You're welcome. That was the main message of my article. I specifically conducted a test at the end: Kolmogorov-Smirnov and Mann-Whitney U-test - for samples without specifying the type of distribution. Both tests showed that the null hypothesis is not confirmed. How to interpret this is a much broader topic.
 
alexeymosc:
Please. That was the main message of my article. I specifically ran a Kolmogorov-Smirnov and Mann-Whitney U-test at the end for samples with no indication of the type of distribution. Both tests showed that the null hypothesis is not confirmed. How to interpret this is a much wider topic.
So where did the tests and ACF come from anyway?
 
faa1947:
So where did the tests and ACF come from anyway?
Ah, now I understand the question. Statistica.
 
alexeymosc:
Ah, now I understand the question. Statistica.
The next penultimate step is EViews and then the last step is R.
 
faa1947:
The next penultimate step is EViews, and then the last one is R.
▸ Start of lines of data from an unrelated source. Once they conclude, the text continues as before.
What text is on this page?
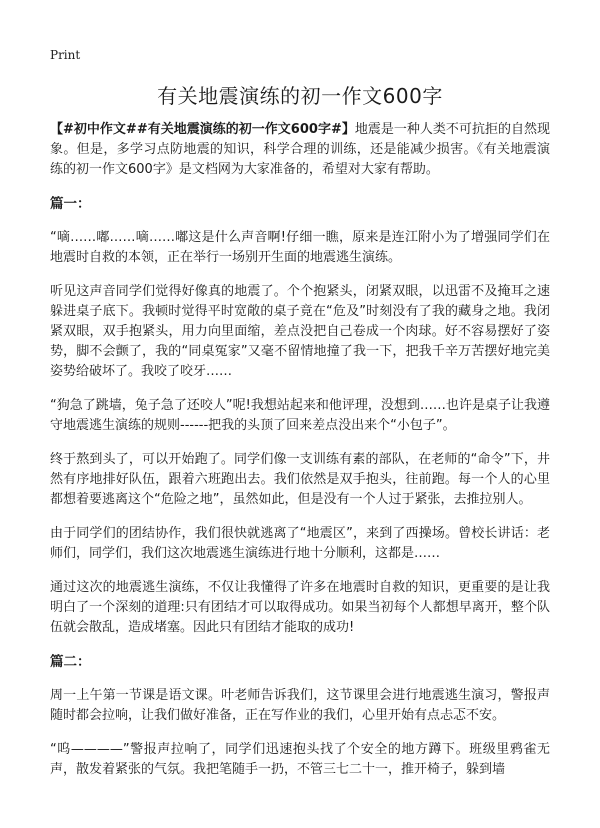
Print
有关地震演练的初一作文600字

【#初中作文##有关地震演练的初一作文600字#】地震是一种人类不可抗拒的自然现象。但是，多学习点防地震的知识，科学合理的训练，还是能减少损害。《有关地震演练的初一作文600字》是文档网为大家准备的，希望对大家有帮助。

篇一：

“嘀……嘟……嘀……嘟这是什么声音啊!仔细一瞧，原来是连江附小为了增强同学们在地震时自救的本领，正在举行一场别开生面的地震逃生演练。

听见这声音同学们觉得好像真的地震了。个个抱紧头，闭紧双眼，以迅雷不及掩耳之速躲进桌子底下。我顿时觉得平时宽敞的桌子竟在“危及”时刻没有了我的藏身之地。我闭紧双眼，双手抱紧头，用力向里面缩，差点没把自己卷成一个肉球。好不容易摆好了姿势，脚不会颤了，我的“同桌冤家”又毫不留情地撞了我一下，把我千辛万苦摆好地完美姿势给破坏了。我咬了咬牙……

“狗急了跳墙，兔子急了还咬人”呢!我想站起来和他评理，没想到……也许是桌子让我遵守地震逃生演练的规则------把我的头顶了回来差点没出来个“小包子”。

终于熬到头了，可以开始跑了。同学们像一支训练有素的部队，在老师的“命令”下，井然有序地排好队伍，跟着六班跑出去。我们依然是双手抱头，往前跑。每一个人的心里都想着要逃离这个“危险之地”，虽然如此，但是没有一个人过于紧张，去推拉别人。

由于同学们的团结协作，我们很快就逃离了“地震区”，来到了西操场。曾校长讲话：老师们，同学们，我们这次地震逃生演练进行地十分顺利，这都是……

通过这次的地震逃生演练，不仅让我懂得了许多在地震时自救的知识，更重要的是让我明白了一个深刻的道理:只有团结才可以取得成功。如果当初每个人都想早离开，整个队伍就会散乱，造成堵塞。因此只有团结才能取的成功!

篇二：

周一上午第一节课是语文课。叶老师告诉我们，这节课里会进行地震逃生演习，警报声随时都会拉响，让我们做好准备，正在写作业的我们，心里开始有点忐忑不安。

“呜————”警报声拉响了，同学们迅速抱头找了个安全的地方蹲下。班级里鸦雀无声，散发着紧张的气氛。我把笔随手一扔，不管三七二十一，推开椅子，躲到墙
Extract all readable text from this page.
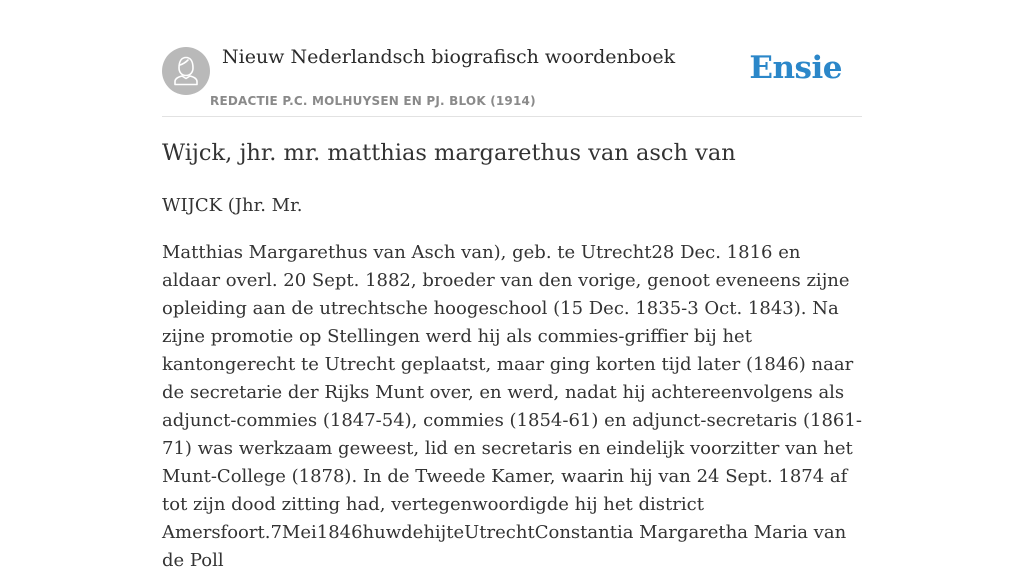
Nieuw Nederlandsch biografisch woordenboek
REDACTIE P.C. MOLHUYSEN EN PJ. BLOK (1914)
Ensie
Wijck, jhr. mr. matthias margarethus van asch van

WIJCK (Jhr. Mr.

Matthias Margarethus van Asch van), geb. te Utrecht28 Dec. 1816 en aldaar overl. 20 Sept. 1882, broeder van den vorige, genoot eveneens zijne opleiding aan de utrechtsche hoogeschool (15 Dec. 1835-3 Oct. 1843). Na zijne promotie op Stellingen werd hij als commies-griffier bij het kantongerecht te Utrecht geplaatst, maar ging korten tijd later (1846) naar de secretarie der Rijks Munt over, en werd, nadat hij achtereenvolgens als adjunct-commies (1847-54), commies (1854-61) en adjunct-secretaris (1861-71) was werkzaam geweest, lid en secretaris en eindelijk voorzitter van het Munt-College (1878). In de Tweede Kamer, waarin hij van 24 Sept. 1874 af tot zijn dood zitting had, vertegenwoordigde hij het district Amersfoort.7Mei1846huwdehijteUtrechtConstantia Margaretha Maria van de Poll
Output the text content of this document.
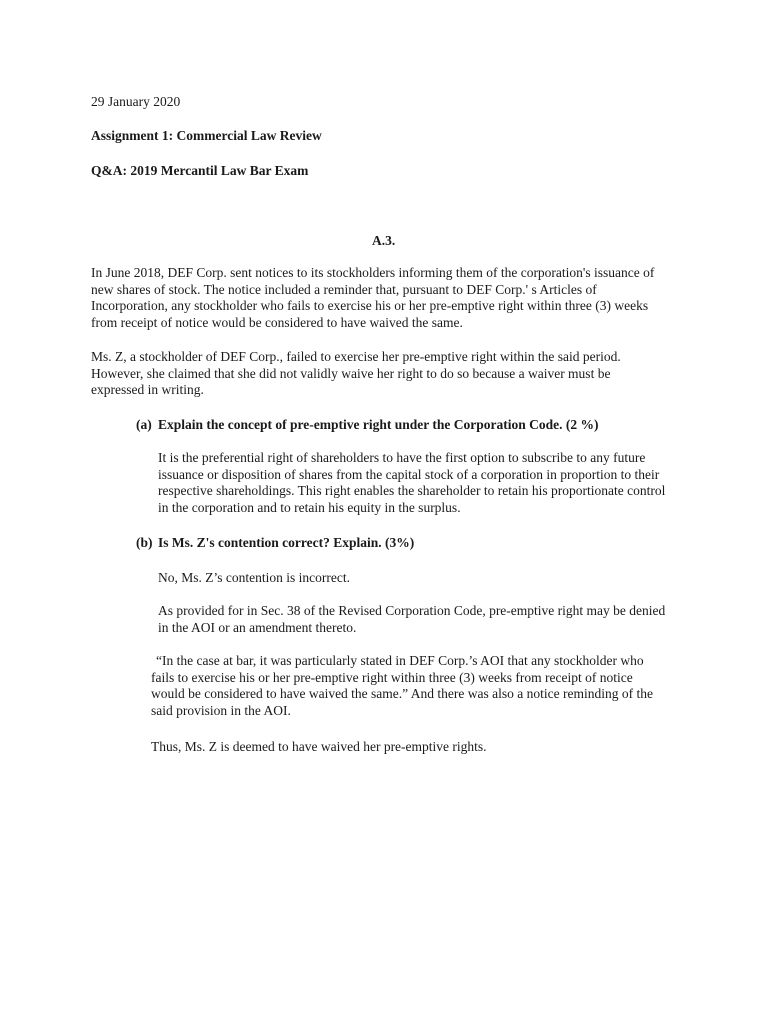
29 January 2020
Assignment 1: Commercial Law Review
Q&A: 2019 Mercantil Law Bar Exam
A.3.
In June 2018, DEF Corp. sent notices to its stockholders informing them of the corporation's issuance of
new shares of stock. The notice included a reminder that, pursuant to DEF Corp.' s Articles of
Incorporation, any stockholder who fails to exercise his or her pre-emptive right within three (3) weeks
from receipt of notice would be considered to have waived the same.
Ms. Z, a stockholder of DEF Corp., failed to exercise her pre-emptive right within the said period.
However, she claimed that she did not validly waive her right to do so because a waiver must be
expressed in writing.
(a) Explain the concept of pre-emptive right under the Corporation Code. (2 %)
It is the preferential right of shareholders to have the first option to subscribe to any future
issuance or disposition of shares from the capital stock of a corporation in proportion to their
respective shareholdings. This right enables the shareholder to retain his proportionate control
in the corporation and to retain his equity in the surplus.
(b) Is Ms. Z's contention correct? Explain. (3%)
No, Ms. Z’s contention is incorrect.
As provided for in Sec. 38 of the Revised Corporation Code, pre-emptive right may be denied
in the AOI or an amendment thereto.
“In the case at bar, it was particularly stated in DEF Corp.’s AOI that any stockholder who
fails to exercise his or her pre-emptive right within three (3) weeks from receipt of notice
would be considered to have waived the same.” And there was also a notice reminding of the
said provision in the AOI.
Thus, Ms. Z is deemed to have waived her pre-emptive rights.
Heard a lot about EViwes from you already, I'll give it a try. R - have also heard and even seen. I'll give it a try too, when I have time. I read on a medical forum that sometimes the results of calculations on tests differ between different programs, unfortunately.

And Excel in general - even the quality of PRNG, unlike Statistica. I myself observed differences in smoothness of the normal distribution bell.

 

When I have time, I would like to do this in this topic. By analogy with private autocorrelation (where the influence of intermediate lags is cut off), make cutting off the influence of intermediate lags when calculating mutual information.

Here is an example. This is autocorrelation of volatility (modulo) of EURUSD H1 at the depth up to 480 lags:

And this is how a chart of partial autocorrelations looks like - i.e. the influence of intermediate lags (false correlations) has been removed:

You can see that a lot of correlations are cut off at once.

Here I want to do a similar thing, only for a series of returns with signs. At least it will be visible up to which bar there really is a memory.